Is positive gearing always good? What are some of the negatives of being positively geared?
There are loads of properties on the market at the moment that are selling for under $200,000 and renting out at around $300 – $350…. mostly studios or 1 bedroom apartments in central locations.
At todays interest rates these would all be considered positively geared if bought and with loan of 80% against each.
Are these good investments and what really needs to be further considered when it is positively geared apartment from future rises in interest rates and potential for capial appreciation?
Are you looking at student type studio accommodation near universities such as in Carlton Melbourne etc? If so, you should probably be wary that students only need accommodation for 9 to 10 months of the year so you may face some long periods that the unit is vacant.
Also, how are students going to treat the property? If you have ten different students renting it out over ten years, it will certainly need major work at the end of that period, so factor these costs in. Also, if its a bit run down at the end of the year, it may be harder to find a tenant the next year when there is a large pool of other properties they could choose from, some of which may be in better shape.
I agree with Terry. I always say, it's the equity you own in property that makes you rich. We use positive cash flowing vendor finance properties to support our negatively geared IP's.
There are loads of properties on the market at the moment that are selling for under $200,000 and renting out at around $300 – $350…. mostly studios or 1 bedroom apartments in central locations.
I have heard that the banks are reluctant to lend against properties less than 50 square metres in size.
There's a 2 bedroom furnished apartment in a 3 story apartment block in melb on the same st as a uni, buy 280k, rent 400pw (over 20k pa). (7.2%) they're 2 years old so there would be plenty of depreciation as well. I'm not sure if it's soley student only living but they are pretty small apartments so in the end only students live there.
I'm only new to property investing but i'm going to nitpick markh3084. Student accomodation is still leased on 12 month contracts, doesnt matter whether they live there all year or not.
Now chances are the students who would live in it would be international students with mommy and daddy paying the rent each month, who are unlikely to damage it like some local students would.
I'm unsure about the capital growth propsects of this apartment as you only have one buyer group, this being investors. As it's not a studio in a big tower, what do you guys think? I've heard of apartment buildings body corporates getting student only covenants taken off and the prices nearly doubling. Has any one heard about this before? Has anyone owned student only accomodation? The uni is spending lots of money on new buildings to take more students and also is not in the cbd, so there is not loads and loads of student accomodation about like there is around melb uni.
The negative side of positive cash flow is that often the capital growth is less. The guys are right. Capital growth allows you to get rich, but cash flow is necessary to get there.

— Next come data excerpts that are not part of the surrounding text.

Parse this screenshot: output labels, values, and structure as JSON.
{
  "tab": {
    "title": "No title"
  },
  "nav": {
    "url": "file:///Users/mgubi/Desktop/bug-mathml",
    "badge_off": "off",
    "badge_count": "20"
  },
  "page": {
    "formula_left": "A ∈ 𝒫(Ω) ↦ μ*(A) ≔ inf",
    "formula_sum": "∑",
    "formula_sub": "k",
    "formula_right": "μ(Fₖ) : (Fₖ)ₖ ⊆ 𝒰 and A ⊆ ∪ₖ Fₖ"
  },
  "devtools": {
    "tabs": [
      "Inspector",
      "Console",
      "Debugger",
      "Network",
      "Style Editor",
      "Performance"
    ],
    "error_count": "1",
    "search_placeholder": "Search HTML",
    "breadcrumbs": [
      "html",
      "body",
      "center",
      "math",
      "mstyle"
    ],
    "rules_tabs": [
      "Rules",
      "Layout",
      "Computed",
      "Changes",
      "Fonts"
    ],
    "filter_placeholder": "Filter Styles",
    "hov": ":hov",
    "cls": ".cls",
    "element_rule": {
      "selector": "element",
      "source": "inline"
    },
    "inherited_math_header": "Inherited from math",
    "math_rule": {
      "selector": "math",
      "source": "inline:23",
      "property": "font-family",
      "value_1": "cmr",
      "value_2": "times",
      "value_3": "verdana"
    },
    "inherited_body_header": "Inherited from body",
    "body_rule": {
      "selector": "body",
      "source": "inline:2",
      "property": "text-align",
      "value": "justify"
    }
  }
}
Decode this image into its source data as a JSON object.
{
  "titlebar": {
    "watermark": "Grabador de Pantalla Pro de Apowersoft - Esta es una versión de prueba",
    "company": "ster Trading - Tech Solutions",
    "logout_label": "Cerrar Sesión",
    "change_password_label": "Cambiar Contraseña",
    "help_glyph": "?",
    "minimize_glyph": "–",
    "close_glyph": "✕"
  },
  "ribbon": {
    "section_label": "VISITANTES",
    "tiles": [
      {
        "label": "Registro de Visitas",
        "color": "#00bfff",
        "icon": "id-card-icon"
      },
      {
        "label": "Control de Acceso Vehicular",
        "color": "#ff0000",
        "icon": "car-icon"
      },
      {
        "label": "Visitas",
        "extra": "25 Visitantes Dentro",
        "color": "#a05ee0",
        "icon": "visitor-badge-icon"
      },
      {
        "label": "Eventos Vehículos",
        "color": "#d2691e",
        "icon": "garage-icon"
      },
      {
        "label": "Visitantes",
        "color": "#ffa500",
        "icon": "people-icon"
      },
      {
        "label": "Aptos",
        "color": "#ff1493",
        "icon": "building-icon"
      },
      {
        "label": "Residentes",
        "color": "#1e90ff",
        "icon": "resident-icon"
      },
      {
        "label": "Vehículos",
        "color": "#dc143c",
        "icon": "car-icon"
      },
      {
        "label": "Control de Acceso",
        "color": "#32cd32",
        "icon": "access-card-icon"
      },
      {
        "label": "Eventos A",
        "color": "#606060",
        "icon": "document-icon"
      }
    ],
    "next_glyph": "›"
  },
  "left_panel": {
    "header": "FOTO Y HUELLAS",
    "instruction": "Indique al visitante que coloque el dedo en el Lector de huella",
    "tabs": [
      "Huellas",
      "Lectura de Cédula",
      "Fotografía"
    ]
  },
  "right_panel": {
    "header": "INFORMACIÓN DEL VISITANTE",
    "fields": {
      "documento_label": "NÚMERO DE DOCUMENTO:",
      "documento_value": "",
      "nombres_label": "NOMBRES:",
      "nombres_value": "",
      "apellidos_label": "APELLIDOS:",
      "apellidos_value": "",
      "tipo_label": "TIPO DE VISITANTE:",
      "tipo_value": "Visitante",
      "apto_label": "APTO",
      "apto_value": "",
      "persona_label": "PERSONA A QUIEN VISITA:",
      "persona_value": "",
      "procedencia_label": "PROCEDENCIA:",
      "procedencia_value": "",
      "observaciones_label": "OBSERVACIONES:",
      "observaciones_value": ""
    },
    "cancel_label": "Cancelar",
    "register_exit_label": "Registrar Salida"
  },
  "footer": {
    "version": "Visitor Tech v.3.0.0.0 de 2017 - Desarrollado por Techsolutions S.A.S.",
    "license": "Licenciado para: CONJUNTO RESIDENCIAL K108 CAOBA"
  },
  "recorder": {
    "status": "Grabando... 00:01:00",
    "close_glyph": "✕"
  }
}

I would prefer to own 10 positive cash flow properties than 1 negatively geared property. Even though the growth may only be 4% instead of 10% I can afford more and therefore get richer quicker.
The only negatives to Cash Flow positive properties are the perceived negatives. 1. the properties must be cheaper and therefore are likely to be in less desirable areas and show less growth. 2. The types of properties that fit CF + profile. Student Accomodation, regional property etc. May be more difficult to borrow against and LVR's will be lower, generally
These are all very real issues but arent necessarily limiting. They are certainly not a reason to avoid CF + property, if its the only way you can particpate. What I mean is that for some people, CF + is the only realistic way to go, as negatively geared property is something they cant afford. The monthly holding costs are beyond their budget. Its all well and good to run a property at a loss in the hope of achieving some tax benefits and long term wealth through growth, but that can only work if you can afford it. In those cases where people cant afford it, CF+ is still a viable investment strategy even though the growth MAY ( and usually will be, to be fair) be inferior. At least you are still able to get involved in some form of property investment. Something is usually better than nothing, right?